Au cours de l'existence du Volgolag, environ 600 000 personnes y ont séjourné. Une sur cinq y a été condamnée pour des raisons politiques. Dans ce camp, comme dans beaucoup d'autres sous Staline, y ont ainsi été envoyés des individus particulièrement talentueux.
Parmi eux figurait, par exemple, Natalia Sats, la première femme metteuse en scène d'opéra au monde, fondatrice de six théâtres pour enfants, publiciste et enseignante. Elle a été condamnée en tant que « membre de la famille d’un traitre à la patrie », son mari ayant été accusé d'activité contre-révolutionnaire. En raison de ces épreuves, elle a vu sa chevelure devenir grise à 34 ans, et a été plusieurs fois entre la vie et la mort au camp. Dans ses mémoires, Satz a affirmé que les camps près de Rybinsk étaient principalement remplis de personnes arrêtées par décrets après avoir enfreint la discipline, par exemple des vendeurs ayant dupé leurs clients sur le poids de leur marchandise.

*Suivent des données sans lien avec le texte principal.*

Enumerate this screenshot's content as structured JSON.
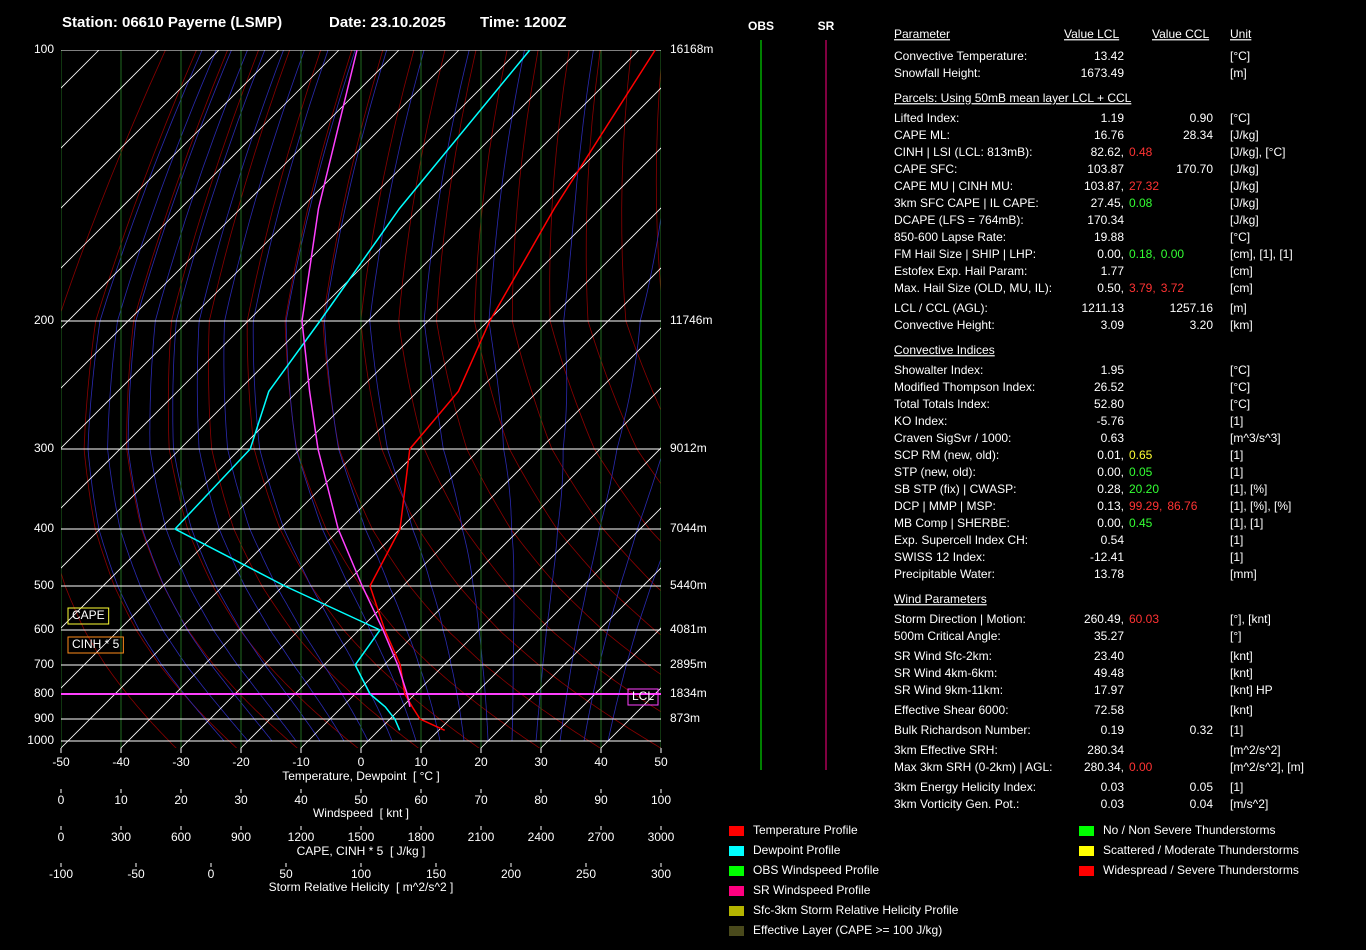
{
  "header": {
    "station": "Station: 06610 Payerne (LSMP)",
    "date": "Date: 23.10.2025",
    "time": "Time: 1200Z"
  },
  "chart_data": {
    "type": "skew-t",
    "xlabel": "Temperature, Dewpoint  [ °C ]",
    "xlim": [
      -50,
      50
    ],
    "xticks": [
      -50,
      -40,
      -30,
      -20,
      -10,
      0,
      10,
      20,
      30,
      40,
      50
    ],
    "ylim": [
      100,
      1000
    ],
    "yticks": [
      100,
      200,
      300,
      400,
      500,
      600,
      700,
      800,
      900,
      1000
    ],
    "height_labels": [
      "16168m",
      "11746m",
      "9012m",
      "7044m",
      "5440m",
      "4081m",
      "2895m",
      "1834m",
      "873m"
    ],
    "y": [
      950,
      900,
      850,
      800,
      700,
      600,
      500,
      400,
      300,
      250,
      200,
      150,
      100
    ],
    "series": [
      {
        "name": "Temperature Profile",
        "color": "#ff0000",
        "values": [
          11,
          5,
          1.7,
          -1.7,
          -7.3,
          -15.7,
          -25.5,
          -30,
          -41.7,
          -43.2,
          -49.7,
          -57.7,
          -67.3
        ]
      },
      {
        "name": "Dewpoint Profile",
        "color": "#00ffff",
        "values": [
          3.5,
          0.8,
          -2.8,
          -7.5,
          -14.8,
          -16.5,
          -39.7,
          -67.5,
          -68.3,
          -74.8,
          -78,
          -83.5,
          -88.2
        ]
      },
      {
        "color": "#ff40ff",
        "values": [
          null,
          null,
          1.3,
          -1.3,
          -7.7,
          -16,
          -26.8,
          -40.3,
          -57,
          -68,
          -81,
          -97,
          -117
        ]
      }
    ],
    "windspeed_axis": {
      "label": "Windspeed  [ knt ]",
      "xlim": [
        0,
        100
      ],
      "xticks": [
        0,
        10,
        20,
        30,
        40,
        50,
        60,
        70,
        80,
        90,
        100
      ]
    },
    "cape_axis": {
      "label": "CAPE, CINH * 5  [ J/kg ]",
      "xlim": [
        0,
        3000
      ],
      "xticks": [
        0,
        300,
        600,
        900,
        1200,
        1500,
        1800,
        2100,
        2400,
        2700,
        3000
      ]
    },
    "srh_axis": {
      "label": "Storm Relative Helicity  [ m^2/s^2 ]",
      "xlim": [
        -100,
        300
      ],
      "xticks": [
        -100,
        -50,
        0,
        50,
        100,
        150,
        200,
        250,
        300
      ]
    },
    "annotations": [
      "CAPE",
      "CINH * 5",
      "LCL"
    ],
    "wind_headings": [
      "OBS",
      "SR"
    ],
    "legend_items": [
      {
        "name": "OBS Windspeed Profile",
        "color": "#00ff00"
      },
      {
        "name": "SR Windspeed Profile",
        "color": "#ff0080"
      },
      {
        "name": "Sfc-3km Storm Relative Helicity Profile",
        "color": "#b4b400"
      },
      {
        "name": "Effective Layer (CAPE >= 100 J/kg)",
        "color": "#4a4a1c"
      }
    ],
    "severity_legend": [
      {
        "name": "No / Non Severe Thunderstorms",
        "color": "#00ff00"
      },
      {
        "name": "Scattered / Moderate Thunderstorms",
        "color": "#ffff00"
      },
      {
        "name": "Widespread / Severe Thunderstorms",
        "color": "#ff0000"
      }
    ]
  },
  "table": {
    "headers": [
      "Parameter",
      "Value LCL",
      "Value CCL",
      "Unit"
    ],
    "rows": [
      {
        "label": "Convective Temperature:",
        "lcl": [
          {
            "text": "13.42",
            "color": "#33ff33"
          }
        ],
        "unit": "[°C]"
      },
      {
        "label": "Snowfall Height:",
        "lcl": [
          {
            "text": "1673.49",
            "color": "#ffffff"
          }
        ],
        "unit": "[m]"
      },
      {
        "section": "Parcels: Using 50mB mean layer LCL + CCL"
      },
      {
        "label": "Lifted Index:",
        "lcl": [
          {
            "text": "1.19",
            "color": "#ffff33"
          }
        ],
        "ccl": {
          "text": "0.90",
          "color": "#ffff33"
        },
        "unit": "[°C]"
      },
      {
        "label": "CAPE ML:",
        "lcl": [
          {
            "text": "16.76",
            "color": "#33ff33"
          }
        ],
        "ccl": {
          "text": "28.34",
          "color": "#33ff33"
        },
        "unit": "[J/kg]"
      },
      {
        "label": "CINH | LSI (LCL: 813mB):",
        "lcl": [
          {
            "text": "82.62,",
            "color": "#ffff33"
          },
          {
            "text": "0.48",
            "color": "#ff3333"
          }
        ],
        "unit": "[J/kg], [°C]"
      },
      {
        "label": "CAPE SFC:",
        "lcl": [
          {
            "text": "103.87",
            "color": "#33ff33"
          }
        ],
        "ccl": {
          "text": "170.70",
          "color": "#33ff33"
        },
        "unit": "[J/kg]"
      },
      {
        "label": "CAPE MU | CINH MU:",
        "lcl": [
          {
            "text": "103.87,",
            "color": "#33ff33"
          },
          {
            "text": "27.32",
            "color": "#ff3333"
          }
        ],
        "unit": "[J/kg]"
      },
      {
        "label": "3km SFC CAPE | IL CAPE:",
        "lcl": [
          {
            "text": "27.45,",
            "color": "#ffff33"
          },
          {
            "text": "0.08",
            "color": "#33ff33"
          }
        ],
        "unit": "[J/kg]"
      },
      {
        "label": "DCAPE (LFS = 764mB):",
        "lcl": [
          {
            "text": "170.34",
            "color": "#33ff33"
          }
        ],
        "unit": "[J/kg]"
      },
      {
        "label": "850-600 Lapse Rate:",
        "lcl": [
          {
            "text": "19.88",
            "color": "#ff3333"
          }
        ],
        "unit": "[°C]"
      },
      {
        "label": "FM Hail Size | SHIP | LHP:",
        "lcl": [
          {
            "text": "0.00,",
            "color": "#33ff33"
          },
          {
            "text": "0.18,",
            "color": "#33ff33"
          },
          {
            "text": "0.00",
            "color": "#33ff33"
          }
        ],
        "unit": "[cm], [1], [1]"
      },
      {
        "label": "Estofex Exp. Hail Param:",
        "lcl": [
          {
            "text": "1.77",
            "color": "#ffff33"
          }
        ],
        "unit": "[cm]"
      },
      {
        "label": "Max. Hail Size (OLD, MU, IL):",
        "lcl": [
          {
            "text": "0.50,",
            "color": "#33ff33"
          },
          {
            "text": "3.79,",
            "color": "#ff3333"
          },
          {
            "text": "3.72",
            "color": "#ff3333"
          }
        ],
        "unit": "[cm]"
      },
      {
        "label": "LCL / CCL (AGL):",
        "lcl": [
          {
            "text": "1211.13",
            "color": "#ffff33"
          }
        ],
        "ccl": {
          "text": "1257.16",
          "color": "#ffff33"
        },
        "unit": "[m]"
      },
      {
        "label": "Convective Height:",
        "lcl": [
          {
            "text": "3.09",
            "color": "#ffff33"
          }
        ],
        "ccl": {
          "text": "3.20",
          "color": "#ffff33"
        },
        "unit": "[km]"
      },
      {
        "section": "Convective Indices"
      },
      {
        "label": "Showalter Index:",
        "lcl": [
          {
            "text": "1.95",
            "color": "#ffff33"
          }
        ],
        "unit": "[°C]"
      },
      {
        "label": "Modified Thompson Index:",
        "lcl": [
          {
            "text": "26.52",
            "color": "#33ff33"
          }
        ],
        "unit": "[°C]"
      },
      {
        "label": "Total Totals Index:",
        "lcl": [
          {
            "text": "52.80",
            "color": "#ff3333"
          }
        ],
        "unit": "[°C]"
      },
      {
        "label": "KO Index:",
        "lcl": [
          {
            "text": "-5.76",
            "color": "#33ff33"
          }
        ],
        "unit": "[1]"
      },
      {
        "label": "Craven SigSvr / 1000:",
        "lcl": [
          {
            "text": "0.63",
            "color": "#33ff33"
          }
        ],
        "unit": "[m^3/s^3]"
      },
      {
        "label": "SCP RM (new, old):",
        "lcl": [
          {
            "text": "0.01,",
            "color": "#33ff33"
          },
          {
            "text": "0.65",
            "color": "#ffff33"
          }
        ],
        "unit": "[1]"
      },
      {
        "label": "STP (new, old):",
        "lcl": [
          {
            "text": "0.00,",
            "color": "#33ff33"
          },
          {
            "text": "0.05",
            "color": "#33ff33"
          }
        ],
        "unit": "[1]"
      },
      {
        "label": "SB STP (fix) | CWASP:",
        "lcl": [
          {
            "text": "0.28,",
            "color": "#ff3333"
          },
          {
            "text": "20.20",
            "color": "#33ff33"
          }
        ],
        "unit": "[1], [%]"
      },
      {
        "label": "DCP | MMP | MSP:",
        "lcl": [
          {
            "text": "0.13,",
            "color": "#33ff33"
          },
          {
            "text": "99.29,",
            "color": "#ff3333"
          },
          {
            "text": "86.76",
            "color": "#ff3333"
          }
        ],
        "unit": "[1], [%], [%]"
      },
      {
        "label": "MB Comp | SHERBE:",
        "lcl": [
          {
            "text": "0.00,",
            "color": "#33ff33"
          },
          {
            "text": "0.45",
            "color": "#33ff33"
          }
        ],
        "unit": "[1], [1]"
      },
      {
        "label": "Exp. Supercell Index CH:",
        "lcl": [
          {
            "text": "0.54",
            "color": "#33ff33"
          }
        ],
        "unit": "[1]"
      },
      {
        "label": "SWISS 12 Index:",
        "lcl": [
          {
            "text": "-12.41",
            "color": "#ff3333"
          }
        ],
        "unit": "[1]"
      },
      {
        "label": "Precipitable Water:",
        "lcl": [
          {
            "text": "13.78",
            "color": "#33ff33"
          }
        ],
        "unit": "[mm]"
      },
      {
        "section": "Wind Parameters"
      },
      {
        "label": "Storm Direction | Motion:",
        "lcl": [
          {
            "text": "260.49,",
            "color": "#ffffff"
          },
          {
            "text": "60.03",
            "color": "#ff3333"
          }
        ],
        "unit": "[°], [knt]"
      },
      {
        "label": "500m Critical Angle:",
        "lcl": [
          {
            "text": "35.27",
            "color": "#33ff33"
          }
        ],
        "unit": "[°]"
      },
      {
        "label": "SR Wind Sfc-2km:",
        "lcl": [
          {
            "text": "23.40",
            "color": "#33ff33"
          }
        ],
        "unit": "[knt]"
      },
      {
        "label": "SR Wind 4km-6km:",
        "lcl": [
          {
            "text": "49.48",
            "color": "#33ff33"
          }
        ],
        "unit": "[knt]"
      },
      {
        "label": "SR Wind 9km-11km:",
        "lcl": [
          {
            "text": "17.97",
            "color": "#33ff33"
          }
        ],
        "unit": "[knt] HP"
      },
      {
        "label": "Effective Shear 6000:",
        "lcl": [
          {
            "text": "72.58",
            "color": "#ff3333"
          }
        ],
        "unit": "[knt]"
      },
      {
        "label": "Bulk Richardson Number:",
        "lcl": [
          {
            "text": "0.19",
            "color": "#33ff33"
          }
        ],
        "ccl": {
          "text": "0.32",
          "color": "#33ff33"
        },
        "unit": "[1]"
      },
      {
        "label": "3km Effective SRH:",
        "lcl": [
          {
            "text": "280.34",
            "color": "#ff3333"
          }
        ],
        "unit": "[m^2/s^2]"
      },
      {
        "label": "Max 3km SRH (0-2km) | AGL:",
        "lcl": [
          {
            "text": "280.34,",
            "color": "#ff3333"
          },
          {
            "text": "0.00",
            "color": "#ff3333"
          }
        ],
        "unit": "[m^2/s^2], [m]"
      },
      {
        "label": "3km Energy Helicity Index:",
        "lcl": [
          {
            "text": "0.03",
            "color": "#33ff33"
          }
        ],
        "ccl": {
          "text": "0.05",
          "color": "#33ff33"
        },
        "unit": "[1]"
      },
      {
        "label": "3km Vorticity Gen. Pot.:",
        "lcl": [
          {
            "text": "0.03",
            "color": "#33ff33"
          }
        ],
        "ccl": {
          "text": "0.04",
          "color": "#33ff33"
        },
        "unit": "[m/s^2]"
      }
    ]
  }
}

La poétesse et traductrice Anna Radlova a également séjourné au Volgolag. Elle y a purgé sa peine avec son mari, le metteur en scène Sergueï Radlov. Les époux avaient été accusés de trahison contre la patrie et condamnés à dix ans de camps. Au Volgolag, Sergueï Radlov a dirigé un théâtre amateur, et Anna s’est engagée dans des cours de théâtre avec des acteurs. Quelques années plus tard, la poétesse est morte d'un AVC.
Le nom d’Alexandre Soljenitsyne, légendaire écrivain et prix Nobel, est également associé à ces camps – près d'un an après sa condamnation en 1945, il est passé ici dans une prison de transit et a travaillé dans un bureau de l’Usine de moteurs d’avions. Dans son roman L'Archipel du goulag, il décrit d’ailleurs cet endroit.
Le Volgolag a été liquidé au cours de l'été 1953, et encore de nos jours l’on en sait encore peu à son sujet. Aujourd'hui, seule une stèle à la mémoire des prisonniers est installée sur le site des camps.